Updated On: 28 November, 2025 08:08 AM IST | Mumbai | Rosalyn D`mello
It is challenging to stay visible as a mother in the 21st century, when the world insists on shackling you, throttling your voice by making it impossible for you to find the time to sit still and think

There is a certain pleasure, an indescribable satisfaction that, as a writer, I can only get from getting into the flow. It requires immersion, which demands time. Representation Pic/istock
I saw a comic the other day that made me chuckle. A new mom opens her apartment door, newborn in one arm, another kid peering out next to her. The visitor — the grim reaper. “Relax, I’m just here for your career!” he says. I laughed, not a wholesome ‘this-is-hilarious’ laugh, rather the laugh of morbid disbelief. The illustrator succinctly captured the deepest, rawest, most disturbing reality of motherhood in the twenty-first century. Obviously, this comic was drawn by a woman, and I’m hitting myself on the head for not having archived it, because I’m unable to find it now. It’s among my many research oversights; part of the malaise of being forced to underperform as a home-office-going mother.
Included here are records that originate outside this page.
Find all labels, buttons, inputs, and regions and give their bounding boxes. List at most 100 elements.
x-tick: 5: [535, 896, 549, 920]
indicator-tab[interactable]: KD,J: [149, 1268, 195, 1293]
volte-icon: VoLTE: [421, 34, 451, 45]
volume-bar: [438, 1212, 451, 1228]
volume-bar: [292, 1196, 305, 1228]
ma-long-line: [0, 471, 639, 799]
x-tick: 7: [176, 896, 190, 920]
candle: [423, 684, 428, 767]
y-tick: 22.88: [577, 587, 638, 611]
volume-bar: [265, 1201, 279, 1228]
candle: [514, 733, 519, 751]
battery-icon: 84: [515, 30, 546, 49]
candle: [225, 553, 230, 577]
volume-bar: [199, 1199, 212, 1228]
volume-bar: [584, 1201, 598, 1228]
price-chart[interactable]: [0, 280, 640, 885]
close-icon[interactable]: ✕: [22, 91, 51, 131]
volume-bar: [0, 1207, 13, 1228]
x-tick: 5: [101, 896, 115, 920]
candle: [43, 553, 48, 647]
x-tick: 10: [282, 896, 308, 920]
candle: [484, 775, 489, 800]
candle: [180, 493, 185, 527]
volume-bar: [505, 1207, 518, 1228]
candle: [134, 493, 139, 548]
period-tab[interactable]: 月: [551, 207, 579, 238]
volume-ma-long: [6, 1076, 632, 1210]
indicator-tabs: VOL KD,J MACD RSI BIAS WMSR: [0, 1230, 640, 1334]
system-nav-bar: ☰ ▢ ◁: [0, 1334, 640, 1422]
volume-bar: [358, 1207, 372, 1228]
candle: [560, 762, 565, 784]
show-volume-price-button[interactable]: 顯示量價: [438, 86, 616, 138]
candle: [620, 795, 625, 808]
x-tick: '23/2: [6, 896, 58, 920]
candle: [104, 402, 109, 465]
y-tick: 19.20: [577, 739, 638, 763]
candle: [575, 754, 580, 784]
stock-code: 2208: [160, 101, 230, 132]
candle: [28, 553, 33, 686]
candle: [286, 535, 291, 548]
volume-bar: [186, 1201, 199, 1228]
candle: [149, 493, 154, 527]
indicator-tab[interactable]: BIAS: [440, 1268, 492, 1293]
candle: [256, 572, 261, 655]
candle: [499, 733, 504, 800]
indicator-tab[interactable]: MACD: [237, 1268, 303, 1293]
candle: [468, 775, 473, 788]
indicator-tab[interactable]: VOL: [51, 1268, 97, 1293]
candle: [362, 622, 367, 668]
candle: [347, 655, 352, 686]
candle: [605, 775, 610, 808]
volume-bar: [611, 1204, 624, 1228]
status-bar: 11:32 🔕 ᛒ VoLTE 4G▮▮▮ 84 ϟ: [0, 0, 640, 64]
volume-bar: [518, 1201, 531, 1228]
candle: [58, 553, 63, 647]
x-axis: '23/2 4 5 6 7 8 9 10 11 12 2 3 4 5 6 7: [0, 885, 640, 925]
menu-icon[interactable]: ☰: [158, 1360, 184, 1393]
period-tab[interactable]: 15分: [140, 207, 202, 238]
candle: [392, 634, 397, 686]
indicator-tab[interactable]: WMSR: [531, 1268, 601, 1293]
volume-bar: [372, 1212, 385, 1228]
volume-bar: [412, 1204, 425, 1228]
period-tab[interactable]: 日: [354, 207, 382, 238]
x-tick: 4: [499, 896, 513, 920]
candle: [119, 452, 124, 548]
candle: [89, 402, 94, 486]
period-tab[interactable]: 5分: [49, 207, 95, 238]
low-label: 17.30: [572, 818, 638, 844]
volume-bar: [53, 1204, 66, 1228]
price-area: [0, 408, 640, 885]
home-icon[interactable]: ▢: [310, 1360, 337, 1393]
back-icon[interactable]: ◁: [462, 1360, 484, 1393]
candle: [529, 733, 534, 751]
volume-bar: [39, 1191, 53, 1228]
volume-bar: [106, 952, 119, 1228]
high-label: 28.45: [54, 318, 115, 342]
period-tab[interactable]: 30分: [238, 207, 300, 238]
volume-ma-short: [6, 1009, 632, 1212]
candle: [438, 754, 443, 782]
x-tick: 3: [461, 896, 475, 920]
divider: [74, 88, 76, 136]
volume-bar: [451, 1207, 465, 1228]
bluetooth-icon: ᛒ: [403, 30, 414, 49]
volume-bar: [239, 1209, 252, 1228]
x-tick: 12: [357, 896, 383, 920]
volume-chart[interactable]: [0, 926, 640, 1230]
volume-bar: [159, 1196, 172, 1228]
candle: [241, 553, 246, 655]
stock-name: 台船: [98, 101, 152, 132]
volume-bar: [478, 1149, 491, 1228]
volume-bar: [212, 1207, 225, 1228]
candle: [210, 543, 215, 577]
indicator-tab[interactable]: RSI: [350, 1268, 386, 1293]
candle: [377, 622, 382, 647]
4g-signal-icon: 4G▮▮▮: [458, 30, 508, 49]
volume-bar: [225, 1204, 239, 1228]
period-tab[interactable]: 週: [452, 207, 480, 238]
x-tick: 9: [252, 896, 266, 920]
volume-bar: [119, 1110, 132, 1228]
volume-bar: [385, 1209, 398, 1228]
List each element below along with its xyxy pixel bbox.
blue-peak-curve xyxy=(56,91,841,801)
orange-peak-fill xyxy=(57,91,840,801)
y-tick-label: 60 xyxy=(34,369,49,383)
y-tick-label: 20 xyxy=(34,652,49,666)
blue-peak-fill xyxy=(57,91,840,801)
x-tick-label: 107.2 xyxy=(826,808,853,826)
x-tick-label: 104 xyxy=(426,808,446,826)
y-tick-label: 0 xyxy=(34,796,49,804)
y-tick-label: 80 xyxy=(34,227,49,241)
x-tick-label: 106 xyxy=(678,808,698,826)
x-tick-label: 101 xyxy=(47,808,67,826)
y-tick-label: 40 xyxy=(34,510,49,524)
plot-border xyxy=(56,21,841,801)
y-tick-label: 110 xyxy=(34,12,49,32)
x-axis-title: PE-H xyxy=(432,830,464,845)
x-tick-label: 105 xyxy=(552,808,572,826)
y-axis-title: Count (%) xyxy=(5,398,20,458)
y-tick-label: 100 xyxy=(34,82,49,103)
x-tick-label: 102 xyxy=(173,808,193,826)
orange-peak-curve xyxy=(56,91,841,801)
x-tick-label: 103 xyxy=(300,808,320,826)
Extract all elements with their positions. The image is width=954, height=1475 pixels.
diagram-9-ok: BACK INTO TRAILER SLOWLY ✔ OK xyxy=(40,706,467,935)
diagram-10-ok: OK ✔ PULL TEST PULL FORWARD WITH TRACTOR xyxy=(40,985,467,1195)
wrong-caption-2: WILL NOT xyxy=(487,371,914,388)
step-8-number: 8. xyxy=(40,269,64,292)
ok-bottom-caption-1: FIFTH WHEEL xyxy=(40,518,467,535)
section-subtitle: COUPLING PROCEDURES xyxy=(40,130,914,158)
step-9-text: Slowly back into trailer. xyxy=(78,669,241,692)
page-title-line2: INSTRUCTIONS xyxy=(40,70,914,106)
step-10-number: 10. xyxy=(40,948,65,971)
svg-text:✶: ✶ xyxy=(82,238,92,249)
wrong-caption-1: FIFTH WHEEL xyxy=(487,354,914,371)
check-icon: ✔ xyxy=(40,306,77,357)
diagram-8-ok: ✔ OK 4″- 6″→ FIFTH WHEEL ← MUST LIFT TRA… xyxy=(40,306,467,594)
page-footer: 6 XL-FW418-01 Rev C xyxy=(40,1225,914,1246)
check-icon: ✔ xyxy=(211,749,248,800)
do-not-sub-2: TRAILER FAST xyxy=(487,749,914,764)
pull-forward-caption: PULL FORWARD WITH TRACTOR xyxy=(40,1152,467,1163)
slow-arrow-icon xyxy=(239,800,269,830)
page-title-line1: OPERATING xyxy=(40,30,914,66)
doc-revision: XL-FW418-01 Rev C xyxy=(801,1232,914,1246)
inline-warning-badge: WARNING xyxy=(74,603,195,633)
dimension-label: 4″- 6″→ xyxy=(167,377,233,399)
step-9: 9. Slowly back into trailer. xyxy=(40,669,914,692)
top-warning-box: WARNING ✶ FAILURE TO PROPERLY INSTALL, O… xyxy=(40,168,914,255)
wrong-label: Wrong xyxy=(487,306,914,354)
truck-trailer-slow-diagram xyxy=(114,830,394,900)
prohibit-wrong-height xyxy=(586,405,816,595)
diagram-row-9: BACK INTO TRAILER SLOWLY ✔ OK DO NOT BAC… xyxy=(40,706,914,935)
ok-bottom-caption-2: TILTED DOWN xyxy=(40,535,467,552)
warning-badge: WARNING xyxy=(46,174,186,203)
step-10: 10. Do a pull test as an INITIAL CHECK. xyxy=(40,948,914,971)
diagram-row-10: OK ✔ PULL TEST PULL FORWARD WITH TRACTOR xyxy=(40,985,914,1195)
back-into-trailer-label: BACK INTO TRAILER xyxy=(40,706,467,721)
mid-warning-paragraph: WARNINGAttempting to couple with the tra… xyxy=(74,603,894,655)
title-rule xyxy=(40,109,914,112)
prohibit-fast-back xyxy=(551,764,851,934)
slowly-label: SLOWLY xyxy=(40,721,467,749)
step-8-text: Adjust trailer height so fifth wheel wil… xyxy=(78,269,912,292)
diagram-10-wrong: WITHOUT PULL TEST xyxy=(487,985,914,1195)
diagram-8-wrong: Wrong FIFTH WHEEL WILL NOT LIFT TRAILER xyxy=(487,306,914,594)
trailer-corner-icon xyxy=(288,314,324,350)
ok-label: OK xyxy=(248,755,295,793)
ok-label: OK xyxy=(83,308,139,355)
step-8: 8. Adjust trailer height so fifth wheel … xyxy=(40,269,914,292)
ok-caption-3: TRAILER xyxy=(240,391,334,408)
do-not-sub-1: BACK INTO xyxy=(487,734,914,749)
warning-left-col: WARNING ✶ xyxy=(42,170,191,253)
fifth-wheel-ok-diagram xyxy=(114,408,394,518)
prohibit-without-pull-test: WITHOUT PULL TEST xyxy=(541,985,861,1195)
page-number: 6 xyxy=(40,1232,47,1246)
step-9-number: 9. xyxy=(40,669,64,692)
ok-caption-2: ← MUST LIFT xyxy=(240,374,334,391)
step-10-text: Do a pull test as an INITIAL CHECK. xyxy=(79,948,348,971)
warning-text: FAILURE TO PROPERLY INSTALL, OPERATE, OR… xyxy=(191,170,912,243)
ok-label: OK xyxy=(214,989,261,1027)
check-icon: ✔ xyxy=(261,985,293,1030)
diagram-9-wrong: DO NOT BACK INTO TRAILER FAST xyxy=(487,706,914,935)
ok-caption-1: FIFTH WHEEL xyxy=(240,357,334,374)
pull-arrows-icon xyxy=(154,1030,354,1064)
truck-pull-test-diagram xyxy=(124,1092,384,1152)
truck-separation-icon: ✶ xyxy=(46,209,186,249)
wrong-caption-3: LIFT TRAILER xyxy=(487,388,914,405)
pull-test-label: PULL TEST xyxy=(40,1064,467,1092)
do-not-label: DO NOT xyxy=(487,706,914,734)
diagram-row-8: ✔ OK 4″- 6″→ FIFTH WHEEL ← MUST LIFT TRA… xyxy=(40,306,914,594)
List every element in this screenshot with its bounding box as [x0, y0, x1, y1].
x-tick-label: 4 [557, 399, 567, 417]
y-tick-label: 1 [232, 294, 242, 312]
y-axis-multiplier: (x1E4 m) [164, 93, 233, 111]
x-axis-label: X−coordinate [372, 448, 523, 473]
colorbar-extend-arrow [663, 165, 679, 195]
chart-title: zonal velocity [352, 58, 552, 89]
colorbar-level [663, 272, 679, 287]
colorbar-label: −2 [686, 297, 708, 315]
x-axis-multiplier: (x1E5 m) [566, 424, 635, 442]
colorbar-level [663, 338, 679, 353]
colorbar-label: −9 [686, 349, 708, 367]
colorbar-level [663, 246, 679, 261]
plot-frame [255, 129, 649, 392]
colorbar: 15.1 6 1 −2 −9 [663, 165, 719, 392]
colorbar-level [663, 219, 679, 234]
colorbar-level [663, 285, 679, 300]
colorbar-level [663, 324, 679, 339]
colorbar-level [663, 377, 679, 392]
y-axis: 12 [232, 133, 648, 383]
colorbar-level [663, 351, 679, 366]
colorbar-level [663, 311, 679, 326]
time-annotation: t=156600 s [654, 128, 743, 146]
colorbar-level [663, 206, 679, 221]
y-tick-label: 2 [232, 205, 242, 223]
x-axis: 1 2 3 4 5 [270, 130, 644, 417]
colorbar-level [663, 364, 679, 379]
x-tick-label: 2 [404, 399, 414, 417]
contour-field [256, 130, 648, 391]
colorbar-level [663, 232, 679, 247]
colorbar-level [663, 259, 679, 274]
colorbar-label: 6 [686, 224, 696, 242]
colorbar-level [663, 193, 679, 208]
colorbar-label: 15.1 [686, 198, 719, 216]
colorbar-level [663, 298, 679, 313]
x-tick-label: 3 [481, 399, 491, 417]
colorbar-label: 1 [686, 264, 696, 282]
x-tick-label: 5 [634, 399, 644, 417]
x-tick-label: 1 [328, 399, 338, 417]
My difficulties with productivity have been compounded by my recent diagnosis of postpartum Hashimoto’s thyroiditis — a chronic autoimmune disease that many women find themselves with after having given birth. In short, my body decided that my thyroid gland was an enemy and attacked it. Now, I need to take a certain milligram of the hormone it would have otherwise produced in order to keep my body and its metabolism in working order. It’s annoying, because I need to take blood tests every three months to measure TSH levels. For the rest of my life, I need to medicate myself every morning on an empty stomach and wait for a 30-minute interval before I can eat. On weekends, I’ve been prescribed a slightly higher dosage. For a long time, I was sure I had no symptoms, but then I read that the fatigue I have been experiencing of late could be attributed to the disease. Speaking to the editor of the German edition of my upcoming book — a mother now navigating menopause who has also had the disease for many years — I wondered whether the fatigue is a symptom or simply the consequence of parenting amid the absence of a robust support system. I’m not gutted about my diagnosis, because among the larger array of chronic diseases, this is perhaps the better one to have. It’s easier to manage and I’m privileged to be living in a place where the chronic nature of the condition means I don’t have to pay for the medication or for my visits to the endocrinologist, or for the blood tests. Still, it’s hard not to read this disease as the grim reaper who has come for my career. Where before, I would try to slink into a book around 8.30 pm, when both kids were asleep, now I sit on the sofa, unable to even enjoy a second of leisure. There’s a tiredness that runs through my bones that I’m still learning to shake off.